Eventually the miles of cordorouy that Ossie and some friends put in will rot away or be replaced by timber walkways which will conform to safety standards and constructed by teams of builders & volounteers

This image is my homage to a breed of men & their skills that are slowly disappearing into the mist of time.


Your Family & Friends are important subjects!

Hi Everybody,

Apologies for the long absence from the blogosphere although I have been checking you all out occasionally!

The reason for my absence is that my father of 92 years of age passed away about a month ago down in Tasmania. Luckily, I did get to see him before he went although he was not concious at the time.

It was while we were putting together some photos for his service that I realised that I didn’t have any images of him that I had taken and there were only a couple of images of us together that thankfully another family member had taken. There was also a long period of his life where there were very few photos of him at all which effectively meant that most photos were happy snaps taken in his early years or his later years!

After his service, I thought about this and came to the conclusion that peoples memories of him were his best legacy and it also made me realise that although I have been a photographer on & off for many years, I had always put people in the ‘too hard basket’ for various reasons.

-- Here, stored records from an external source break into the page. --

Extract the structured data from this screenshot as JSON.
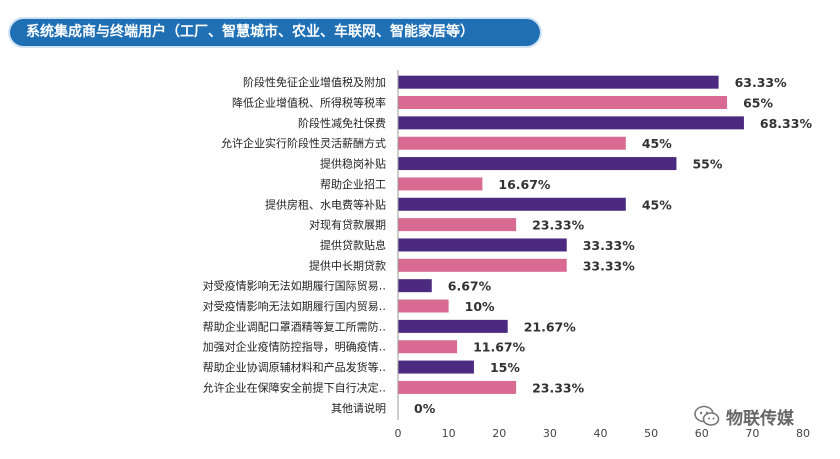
{
  "title": "系统集成商与终端用户（工厂、智慧城市、农业、车联网、智能家居等）",
  "watermark": "物联传媒",
  "colors": {
    "series_a": "#4b2a7f",
    "series_b": "#d96b93",
    "header": "#1f6fb5"
  },
  "chart_data": {
    "type": "bar",
    "orientation": "horizontal",
    "title": "系统集成商与终端用户（工厂、智慧城市、农业、车联网、智能家居等）",
    "categories": [
      "阶段性免征企业增值税及附加",
      "降低企业增值税、所得税等税率",
      "阶段性减免社保费",
      "允许企业实行阶段性灵活薪酬方式",
      "提供稳岗补贴",
      "帮助企业招工",
      "提供房租、水电费等补贴",
      "对现有贷款展期",
      "提供贷款贴息",
      "提供中长期贷款",
      "对受疫情影响无法如期履行国际贸易‥",
      "对受疫情影响无法如期履行国内贸易‥",
      "帮助企业调配口罩酒精等复工所需防‥",
      "加强对企业疫情防控指导，明确疫情‥",
      "帮助企业协调原辅材料和产品发货等‥",
      "允许企业在保障安全前提下自行决定‥",
      "其他请说明"
    ],
    "values": [
      63.33,
      65,
      68.33,
      45,
      55,
      16.67,
      45,
      23.33,
      33.33,
      33.33,
      6.67,
      10,
      21.67,
      11.67,
      15,
      23.33,
      0
    ],
    "value_labels": [
      "63.33%",
      "65%",
      "68.33%",
      "45%",
      "55%",
      "16.67%",
      "45%",
      "23.33%",
      "33.33%",
      "33.33%",
      "6.67%",
      "10%",
      "21.67%",
      "11.67%",
      "15%",
      "23.33%",
      "0%"
    ],
    "xlim": [
      0,
      80
    ],
    "xticks": [
      0,
      10,
      20,
      30,
      40,
      50,
      60,
      70,
      80
    ],
    "grid": false
  }
}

So, I have resolved to try and become a better people photographer because most of us are guilty of taking our family & friends for granted and they won’t be there forever!

A couple of good friends of my father’s invited me to stay with them up at Cradle Mt. while I was there, so just to put things in perspective, I took them up on their offer. The Ellis brothers who I have posted about previously, are men from a different age. Tough as nails and with a body of  knowledge in their heads  that is slowly disappearing as one by one they pass on. While I was there, I had an opportunity to capture them in their environment and hopefully try to bring out there personalities on “film”.

Mort & Alec live in a couple of spartan cabins right on the edge of the Cradle Mt Nat. Park. Along with their late brother Ossie they had extensive land holdings in the area which they have subsequently sold for tourism development. Surrounded by tourism accomodation, most visitors to the area don’t even know they exist.

Mort is the oldest brother, 95 yrs young and still keeps himself occupied with making his own cheese and ínventing’ perpetual motion machines!  He has a great singing voice and is convinced that  all the woes of the world are caused by man’s greed for money. To listen to he & my father passionately debate this issue was an education in itself!

In spite of his advanced years he is still as sharp as a tack with a healthy sense of humour and a twinkle in his eye. Still drives his car down to the nearest town, which is an hour drive for most people, along steep winding roads at a very healthy pace!

Alec, his younger brother lives semi-permanently in a cabin separated from Mort’s by a large machinery shed. Alec is the ‘entrepeneur’ of the family, he , along with Ossie saw the opportunities in the Cradle Mt. region many years ago and together they built the first commercial accomodation, built in the area, Pencil Pine Lodge.

At heart, Alec is most happy when he is at the controls of an earth-moving machine of some sort and is always tinkering with something along those lines. His cabin is a single room shack that was an old Hydro shack he saw on the back of  a semi-trailer one day and later bought for around $100.

One of the worlds great talkers, (heaven help you if he calls you on the phone!) he knows everyone, has a great fund of stories and is always seeing new opportunities and has a heart of gold as well!

One day these two great old men will be gone, I am proud to have met them through my father and the world will be less for their passing. In the meantime, I hope I have captured them in a way that shows the essence of these two ‘old timers’!